The Commonwealth of Massachusetts is committed to continuing the long tradition of shaping its own destiny through continuous learning and innovation-by recognizing that our fates as citizens are entirely shared.
Scientists and practitioners have been drawing on lessons learned to define the specific characteristics of a "quality" program, one that is attuned to the developmental needs of all children. They have been able to measure what they call the "effectiveness factors" that often make the difference between programs that work and those that do not effectively support children's healthy development.
The Commonwealth's new Quality Rating and Improvement System (QRIS) is a key tool, among many, that Massachusetts is developing to help families, communities, and policymakers understand what constitutes quality.
Building on a strong foundation of licensing, the QRIS is designed to support to all children and youth (birth to 13) served in settings across the Commonwealths' mixed delivery System.
The MA QRIS offers guidance to professionals in early education and care and out of school time settings on a path towards quality, recognizing that higher expectations of programs must be matched with increased supports that include a better-articulated career ladder, financial incentives, and professional development and technical assistance, which are grounded in the science of child development.
To foster the integration and use of child development principles and practices, linked to quality, a set of QRIS Standards were adopted by Board of Early Education and Care on December 14, 2010. The QRIS Standards incorporate learning standards, curriculum, assessment, educator preparation, and family and community engagement to ensure the strongest outcomes for children.
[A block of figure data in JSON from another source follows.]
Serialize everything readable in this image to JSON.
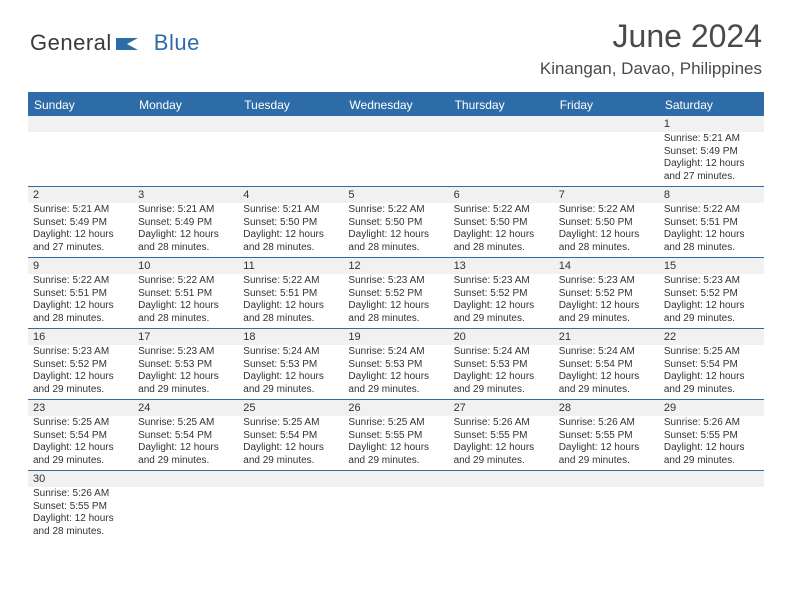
{
  "brand": {
    "text1": "General",
    "text2": "Blue"
  },
  "title": "June 2024",
  "location": "Kinangan, Davao, Philippines",
  "colors": {
    "accent": "#2e6ca8",
    "shade": "#f1f1f1",
    "text": "#333333",
    "heading": "#4a4a4a"
  },
  "dayHeaders": [
    "Sunday",
    "Monday",
    "Tuesday",
    "Wednesday",
    "Thursday",
    "Friday",
    "Saturday"
  ],
  "weeks": [
    [
      null,
      null,
      null,
      null,
      null,
      null,
      {
        "n": "1",
        "sunrise": "Sunrise: 5:21 AM",
        "sunset": "Sunset: 5:49 PM",
        "day1": "Daylight: 12 hours",
        "day2": "and 27 minutes."
      }
    ],
    [
      {
        "n": "2",
        "sunrise": "Sunrise: 5:21 AM",
        "sunset": "Sunset: 5:49 PM",
        "day1": "Daylight: 12 hours",
        "day2": "and 27 minutes."
      },
      {
        "n": "3",
        "sunrise": "Sunrise: 5:21 AM",
        "sunset": "Sunset: 5:49 PM",
        "day1": "Daylight: 12 hours",
        "day2": "and 28 minutes."
      },
      {
        "n": "4",
        "sunrise": "Sunrise: 5:21 AM",
        "sunset": "Sunset: 5:50 PM",
        "day1": "Daylight: 12 hours",
        "day2": "and 28 minutes."
      },
      {
        "n": "5",
        "sunrise": "Sunrise: 5:22 AM",
        "sunset": "Sunset: 5:50 PM",
        "day1": "Daylight: 12 hours",
        "day2": "and 28 minutes."
      },
      {
        "n": "6",
        "sunrise": "Sunrise: 5:22 AM",
        "sunset": "Sunset: 5:50 PM",
        "day1": "Daylight: 12 hours",
        "day2": "and 28 minutes."
      },
      {
        "n": "7",
        "sunrise": "Sunrise: 5:22 AM",
        "sunset": "Sunset: 5:50 PM",
        "day1": "Daylight: 12 hours",
        "day2": "and 28 minutes."
      },
      {
        "n": "8",
        "sunrise": "Sunrise: 5:22 AM",
        "sunset": "Sunset: 5:51 PM",
        "day1": "Daylight: 12 hours",
        "day2": "and 28 minutes."
      }
    ],
    [
      {
        "n": "9",
        "sunrise": "Sunrise: 5:22 AM",
        "sunset": "Sunset: 5:51 PM",
        "day1": "Daylight: 12 hours",
        "day2": "and 28 minutes."
      },
      {
        "n": "10",
        "sunrise": "Sunrise: 5:22 AM",
        "sunset": "Sunset: 5:51 PM",
        "day1": "Daylight: 12 hours",
        "day2": "and 28 minutes."
      },
      {
        "n": "11",
        "sunrise": "Sunrise: 5:22 AM",
        "sunset": "Sunset: 5:51 PM",
        "day1": "Daylight: 12 hours",
        "day2": "and 28 minutes."
      },
      {
        "n": "12",
        "sunrise": "Sunrise: 5:23 AM",
        "sunset": "Sunset: 5:52 PM",
        "day1": "Daylight: 12 hours",
        "day2": "and 28 minutes."
      },
      {
        "n": "13",
        "sunrise": "Sunrise: 5:23 AM",
        "sunset": "Sunset: 5:52 PM",
        "day1": "Daylight: 12 hours",
        "day2": "and 29 minutes."
      },
      {
        "n": "14",
        "sunrise": "Sunrise: 5:23 AM",
        "sunset": "Sunset: 5:52 PM",
        "day1": "Daylight: 12 hours",
        "day2": "and 29 minutes."
      },
      {
        "n": "15",
        "sunrise": "Sunrise: 5:23 AM",
        "sunset": "Sunset: 5:52 PM",
        "day1": "Daylight: 12 hours",
        "day2": "and 29 minutes."
      }
    ],
    [
      {
        "n": "16",
        "sunrise": "Sunrise: 5:23 AM",
        "sunset": "Sunset: 5:52 PM",
        "day1": "Daylight: 12 hours",
        "day2": "and 29 minutes."
      },
      {
        "n": "17",
        "sunrise": "Sunrise: 5:23 AM",
        "sunset": "Sunset: 5:53 PM",
        "day1": "Daylight: 12 hours",
        "day2": "and 29 minutes."
      },
      {
        "n": "18",
        "sunrise": "Sunrise: 5:24 AM",
        "sunset": "Sunset: 5:53 PM",
        "day1": "Daylight: 12 hours",
        "day2": "and 29 minutes."
      },
      {
        "n": "19",
        "sunrise": "Sunrise: 5:24 AM",
        "sunset": "Sunset: 5:53 PM",
        "day1": "Daylight: 12 hours",
        "day2": "and 29 minutes."
      },
      {
        "n": "20",
        "sunrise": "Sunrise: 5:24 AM",
        "sunset": "Sunset: 5:53 PM",
        "day1": "Daylight: 12 hours",
        "day2": "and 29 minutes."
      },
      {
        "n": "21",
        "sunrise": "Sunrise: 5:24 AM",
        "sunset": "Sunset: 5:54 PM",
        "day1": "Daylight: 12 hours",
        "day2": "and 29 minutes."
      },
      {
        "n": "22",
        "sunrise": "Sunrise: 5:25 AM",
        "sunset": "Sunset: 5:54 PM",
        "day1": "Daylight: 12 hours",
        "day2": "and 29 minutes."
      }
    ],
    [
      {
        "n": "23",
        "sunrise": "Sunrise: 5:25 AM",
        "sunset": "Sunset: 5:54 PM",
        "day1": "Daylight: 12 hours",
        "day2": "and 29 minutes."
      },
      {
        "n": "24",
        "sunrise": "Sunrise: 5:25 AM",
        "sunset": "Sunset: 5:54 PM",
        "day1": "Daylight: 12 hours",
        "day2": "and 29 minutes."
      },
      {
        "n": "25",
        "sunrise": "Sunrise: 5:25 AM",
        "sunset": "Sunset: 5:54 PM",
        "day1": "Daylight: 12 hours",
        "day2": "and 29 minutes."
      },
      {
        "n": "26",
        "sunrise": "Sunrise: 5:25 AM",
        "sunset": "Sunset: 5:55 PM",
        "day1": "Daylight: 12 hours",
        "day2": "and 29 minutes."
      },
      {
        "n": "27",
        "sunrise": "Sunrise: 5:26 AM",
        "sunset": "Sunset: 5:55 PM",
        "day1": "Daylight: 12 hours",
        "day2": "and 29 minutes."
      },
      {
        "n": "28",
        "sunrise": "Sunrise: 5:26 AM",
        "sunset": "Sunset: 5:55 PM",
        "day1": "Daylight: 12 hours",
        "day2": "and 29 minutes."
      },
      {
        "n": "29",
        "sunrise": "Sunrise: 5:26 AM",
        "sunset": "Sunset: 5:55 PM",
        "day1": "Daylight: 12 hours",
        "day2": "and 29 minutes."
      }
    ],
    [
      {
        "n": "30",
        "sunrise": "Sunrise: 5:26 AM",
        "sunset": "Sunset: 5:55 PM",
        "day1": "Daylight: 12 hours",
        "day2": "and 28 minutes."
      },
      null,
      null,
      null,
      null,
      null,
      null
    ]
  ]
}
These standards are a central component to the MA QRIS.
Through the creation of the MA Quality Rating and Improvement System that engages programs, educators, families and communities in the quest for what is best for our children, we can ensure that, over time, our vision becomes a reality.
QRIS typically have five components
- Standards - The QRIS standards build on the various standards already being used in the state, such as licensing, NAEYC, NAFCC, and Head Start Performance Standards, and organize them into one body of standards. The standards are usually categorized into a series of levels or steps, such as 1 - 5.
- Monitoring and Accountability - The measures the state will use to recognize where programs are in relation to the standards levels.
- Program and Practitioner Supports - The infrastructure to help programs meet and maintain the quality standards. The support infrastructure is built from current/existing resources (e.g., grants).
- Fiscal Incentives - The incentives to encourage programs and providers/educators to pursue higher levels of quality.
- Family and Consumer Engagement - The way that the content of the QRIS is communicated to parents and programs.
Benefits to QRIS include
- Parents have easily accessible information about the quality of early care and education programs.
- Programs and providers use one streamlined set of standards that are connected to supports and fiscal incentives to help them meet and maintain the standards.
- Policymakers understand where and how to invest additional resources.